The shadow of the energy reform
The attractiveness of the green tariffs, reforms and the gradual recovery of the Ukrainian economy are generally credited for the growth of Ukraine’s renewables sector. “A key reason for the development of renewables in Ukraine is a good regulatory regime and guarantees from the state to investors,” Maxim Timchenko said. Oleh Savitskyi, an energy policy expert for the NGO “Ekodia”, also pointed out the support of state power company Ukrenergo as a major factor: “They’re pro-renewables. They are not restricting access to the grid and they created a very transparent and clear procedures for grid connections,” he says.
But analysts also see behind the rush a desire to take advantage of beneficial conditions before upcoming regulatory changes. Ukraine has engaged in an ambitious energy reform that plans to do away with the current green tariffs to replace them by an auction system. Rather than providing fixed amount of subsidies, the government would issue tenders to buy a certain capacity of renewables electricity.
“Right now, there’s a window of opportunity to get the green tariff before it is cancelled, so we see a rush of projects,” Oleh Savitskyi says. “But this is very short term, and there’s a real possibility we’ll see a drop in the numbers of big projects when the auctions are introduced.”

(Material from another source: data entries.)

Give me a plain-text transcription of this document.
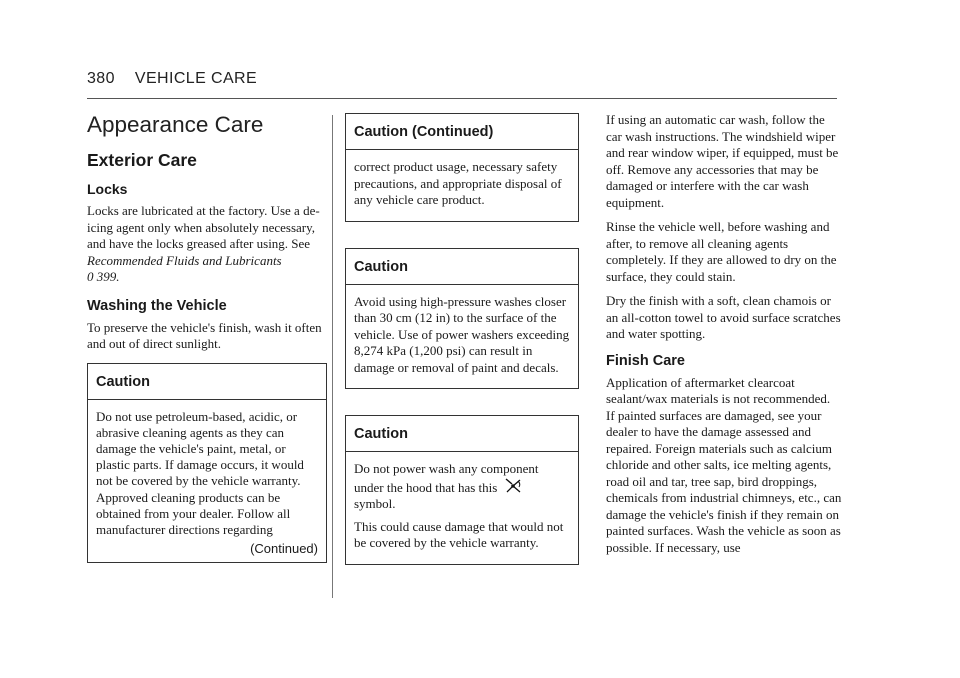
380 VEHICLE CARE
Appearance Care
Exterior Care
Locks

Locks are lubricated at the factory. Use a de-icing agent only when absolutely necessary, and have the locks greased after using. See Recommended Fluids and Lubricants
0 399.

Washing the Vehicle

To preserve the vehicle's finish, wash it often and out of direct sunlight.

Caution

Do not use petroleum-based, acidic, or abrasive cleaning agents as they can damage the vehicle's paint, metal, or plastic parts. If damage occurs, it would not be covered by the vehicle warranty. Approved cleaning products can be obtained from your dealer. Follow all manufacturer directions regarding

(Continued)
Caution (Continued)

correct product usage, necessary safety precautions, and appropriate disposal of any vehicle care product.

Caution

Avoid using high-pressure washes closer than 30 cm (12 in) to the surface of the vehicle. Use of power washers exceeding 8,274 kPa (1,200 psi) can result in damage or removal of paint and decals.

Caution

Do not power wash any component under the hood that has this
symbol.

This could cause damage that would not be covered by the vehicle warranty.

If using an automatic car wash, follow the car wash instructions. The windshield wiper and rear window wiper, if equipped, must be off. Remove any accessories that may be damaged or interfere with the car wash equipment.

Rinse the vehicle well, before washing and after, to remove all cleaning agents completely. If they are allowed to dry on the surface, they could stain.

Dry the finish with a soft, clean chamois or an all-cotton towel to avoid surface scratches and water spotting.

Finish Care

Application of aftermarket clearcoat sealant/wax materials is not recommended. If painted surfaces are damaged, see your dealer to have the damage assessed and repaired. Foreign materials such as calcium chloride and other salts, ice melting agents, road oil and tar, tree sap, bird droppings, chemicals from industrial chimneys, etc., can damage the vehicle's finish if they remain on painted surfaces. Wash the vehicle as soon as possible. If necessary, use
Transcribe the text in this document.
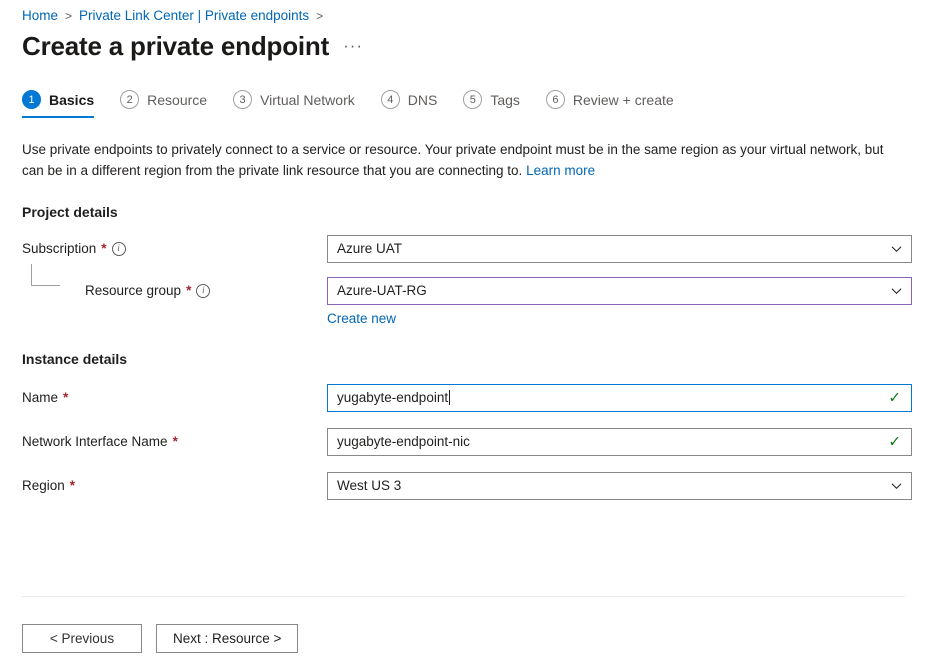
Home > Private Link Center | Private endpoints >
Create a private endpoint ···
1	Basics	2	Resource	3	Virtual Network	4	DNS	5	Tags	6	Review + create
Use private endpoints to privately connect to a service or resource. Your private endpoint must be in the same region as your virtual network, but can be in a different region from the private link resource that you are connecting to. Learn more
Project details
Subscription *	i	Azure UAT
Resource group *	i	Azure-UAT-RG
Create new
Instance details
Name *	yugabyte-endpoint	✓
Network Interface Name *	yugabyte-endpoint-nic	✓
Region *	West US 3
< Previous	Next : Resource >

The current draft of the law states that renewable projects set up before July 2019 will be able to keep benefiting from green tariffs until 2029. Igor Dykunskyy, managing partner at DLF attorneys-at-law believes that “there is a risk of a decline in the renewable energy sector in Ukraine after 2020. Once the feed-in tariff is reduced, the payback period of the projects will increase.”
The current appetite for renewables projects could, paradoxically, cause some issues too. Analysts worry that the grid connection in southern Ukraine, where most of the renewable projects are located, might soon be saturated. “The construction of new power plants will not make any sense without the development of power transmission and storage systems,” according to Igor Dykunskyy
Ukraine still has major advantages that could make it a serious player in the renewable business. Its geographic position makes it ideal for both solar and wind power, with several promising regions (such as the western’s Transcarpathia) still untapped. The country joined the International Agency for Renewable Energy as a member in February 2018. And while renewables represent less than 2% of the total energy mix, it “accounted for around 6.4% of the total electricity generation by January 2017,” a Carnegie Europe report found. The figure is half the target (11%) set up in the National Renewable Energy Action Plan, adopted in 2014.
“Renewables will take a larger share of the market,” Oleh Savitskyi argues. “How big will depend mostly on political factors, the two key issues being unfavourable conditions for foreign investors and problems with the independent regulator, who isn’t independent.” Ukraine’s National Energy Regulator Commission was established in 2014, and has since regularly been accused of being subject to intense political pressure.